Decisions must be taken…

A friend of mine who runs a FTSE company once worked for the late Christopher Bland, a boardroom gladiator whose chairmanships included BT, the BBC and National Freight. Famed for intolerance of waffle, Bland gave my chum this advice for anyone in a leadership position: ‘When you’re presented with a decision, always take it, never vacillate. If your judgment’s good, you’ll be right 90 per cent of the time. If your judgment’s poor, you don’t deserve the top job.’

Boris Johnson – in my direct view when he was our editor – was a vacillator who took decisions only when he couldn’t avoid them, and often as stabs in the dark. As for Liz Truss – to adapt her remark about President Macron – I’ll judge her on deeds not words, hoping the deeds turn out more pragmatic than the ideological words. On that front, she might take a lesson from the French leader, whose approach to capping energy bills, corralling energy companies, fostering interconnections with Spain and Algeria and declaring targets for reduced power usage has set her a notably business-like example.

…starting with this one

Kwasi Kwarteng has a forceful manner of which Bland might have approved, but left one major decision for his successor as business secretary, Jacob Rees-Mogg. Back in May, he ‘called in’ for national security assessment the acquisition by Nexperia – a Dutch subsidiary of a Chinese parent, Wingtech – of Newport Wafer Fab, which, though sold for just £63 million, counts as the UK’s largest semiconductor maker because several bigger UK businesses in that sector (led by Arm Holdings, owned by Softbank of Japan) have already passed into foreign hands.

This is the first significant use of powers under the 2021 National Security and Investment Act, which says that a decision to block or allow a takeover should be made within a maximum of 75 days. In this case that would have been by mid-August, when Kwarteng was busy campaigning for Truss and perhaps constrained by civil servants from making a controversial ruling during the Downing Street interregnum. Now we may not hear the answer until October.

Most observers saw the NS&I Act as a too-late attempt to protect UK intellectual property that might have defence or cybersecurity applications from falling into Chinese or other unfriendly hands. Truss herself was a sabre-rattler towards China as foreign secretary – but geopolitical strategists might advise that it’s healthier for China to beef up its microchip capability by acquiring small fry like Newport than by invading Taiwan in order to seize the globally important Taiwan Semiconductor Manufacturing Company.

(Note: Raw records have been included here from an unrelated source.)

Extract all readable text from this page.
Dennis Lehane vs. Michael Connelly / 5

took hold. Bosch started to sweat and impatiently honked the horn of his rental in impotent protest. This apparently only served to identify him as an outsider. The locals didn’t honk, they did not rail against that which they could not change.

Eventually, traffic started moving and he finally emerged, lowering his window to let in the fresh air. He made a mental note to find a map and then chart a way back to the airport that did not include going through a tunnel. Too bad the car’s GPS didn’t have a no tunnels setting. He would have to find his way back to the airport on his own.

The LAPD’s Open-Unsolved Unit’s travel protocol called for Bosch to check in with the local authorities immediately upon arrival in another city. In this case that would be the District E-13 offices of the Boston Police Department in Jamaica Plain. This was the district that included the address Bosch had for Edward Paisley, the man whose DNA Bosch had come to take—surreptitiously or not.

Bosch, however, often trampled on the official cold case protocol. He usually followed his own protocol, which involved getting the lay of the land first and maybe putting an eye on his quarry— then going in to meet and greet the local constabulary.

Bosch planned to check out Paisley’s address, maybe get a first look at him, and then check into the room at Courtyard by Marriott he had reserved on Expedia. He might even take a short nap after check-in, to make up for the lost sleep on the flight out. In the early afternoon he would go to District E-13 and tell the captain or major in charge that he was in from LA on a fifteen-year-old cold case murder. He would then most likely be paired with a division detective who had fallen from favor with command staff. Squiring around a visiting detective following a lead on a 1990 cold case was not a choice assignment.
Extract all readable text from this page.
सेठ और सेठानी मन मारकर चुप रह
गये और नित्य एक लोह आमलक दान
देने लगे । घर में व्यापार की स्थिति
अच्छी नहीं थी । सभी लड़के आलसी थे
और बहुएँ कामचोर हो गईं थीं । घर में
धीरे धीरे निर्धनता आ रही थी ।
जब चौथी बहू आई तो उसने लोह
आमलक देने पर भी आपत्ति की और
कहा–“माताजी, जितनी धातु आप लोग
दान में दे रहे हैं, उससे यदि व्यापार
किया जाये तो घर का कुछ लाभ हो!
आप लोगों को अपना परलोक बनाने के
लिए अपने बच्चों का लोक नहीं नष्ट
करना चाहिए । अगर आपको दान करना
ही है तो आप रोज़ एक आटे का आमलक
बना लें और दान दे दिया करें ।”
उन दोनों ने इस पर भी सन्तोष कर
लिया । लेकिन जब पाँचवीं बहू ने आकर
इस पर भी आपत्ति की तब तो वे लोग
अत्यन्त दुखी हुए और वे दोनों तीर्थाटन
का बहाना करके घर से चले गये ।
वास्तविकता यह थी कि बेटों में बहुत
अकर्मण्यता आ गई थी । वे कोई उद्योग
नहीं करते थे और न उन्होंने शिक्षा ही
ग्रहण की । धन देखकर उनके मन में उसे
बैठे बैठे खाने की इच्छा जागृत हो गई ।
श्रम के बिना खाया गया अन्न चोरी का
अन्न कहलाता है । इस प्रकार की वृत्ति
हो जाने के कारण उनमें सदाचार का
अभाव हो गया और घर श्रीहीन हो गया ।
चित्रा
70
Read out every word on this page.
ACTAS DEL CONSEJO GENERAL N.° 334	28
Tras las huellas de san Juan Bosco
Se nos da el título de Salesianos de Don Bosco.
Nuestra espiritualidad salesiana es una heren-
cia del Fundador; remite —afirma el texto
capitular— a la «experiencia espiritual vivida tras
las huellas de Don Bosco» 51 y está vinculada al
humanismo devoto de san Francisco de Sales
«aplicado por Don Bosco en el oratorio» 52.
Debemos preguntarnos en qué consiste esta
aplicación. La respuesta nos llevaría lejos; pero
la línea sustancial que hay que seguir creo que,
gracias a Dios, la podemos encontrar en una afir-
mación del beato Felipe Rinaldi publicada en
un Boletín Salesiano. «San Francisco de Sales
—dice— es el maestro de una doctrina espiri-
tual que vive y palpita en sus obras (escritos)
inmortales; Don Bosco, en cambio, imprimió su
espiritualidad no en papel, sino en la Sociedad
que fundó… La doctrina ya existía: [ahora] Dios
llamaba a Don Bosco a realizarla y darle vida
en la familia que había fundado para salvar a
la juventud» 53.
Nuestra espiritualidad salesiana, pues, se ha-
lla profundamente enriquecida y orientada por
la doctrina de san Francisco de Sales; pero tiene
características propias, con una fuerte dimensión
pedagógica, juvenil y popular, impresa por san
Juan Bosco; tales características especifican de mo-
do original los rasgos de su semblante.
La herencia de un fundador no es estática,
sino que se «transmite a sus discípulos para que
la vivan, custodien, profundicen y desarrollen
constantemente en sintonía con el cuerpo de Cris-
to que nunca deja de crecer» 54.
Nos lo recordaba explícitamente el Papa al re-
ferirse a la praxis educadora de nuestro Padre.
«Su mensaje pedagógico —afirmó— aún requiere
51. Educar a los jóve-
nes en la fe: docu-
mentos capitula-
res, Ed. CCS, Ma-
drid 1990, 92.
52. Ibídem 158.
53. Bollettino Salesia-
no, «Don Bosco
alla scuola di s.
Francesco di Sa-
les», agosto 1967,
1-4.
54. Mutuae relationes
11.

Rees-Mogg might also be influenced by Sir Geoffrey Owen, who, in a recent paper for Policy Exchange, concluded that ‘the government should be wary of trying to steer the [semiconductor] industry in a particular direction. Decisions on which development avenues are the most promising are best left to the private sector’.

Ideology is easy to spout, we might add, but governing is complicated.

Back to the 1950s

No politician or columnist has a real solution for the energy price spike. We might agree, with varying levels of reluctance, that borrowed public money must be deployed to cushion households and businesses from the worst of its impacts. I think we’d also agree – though it’s hardly a consoling thought for advocates of laissez-faire – that only market forces can actually end the crisis, by bringing global supply, demand and expectations back into balance. Ministers nevertheless must maintain the fiction that all problems can be solved by decisive political intervention, whereas columnists can resort to restaurant tips instead.

So allow me to mention Lastingham Grange on the North York Moors, where an idyllic lunch on the rose-garden terrace last week came in at my target price of £30 a head. So comfortably old-fashioned that it might be a setting for Miss Marple, the hotel is a time capsule from the 1950s – the perfect place to recapture that decade’s frugal and resilient spirit, so needed today.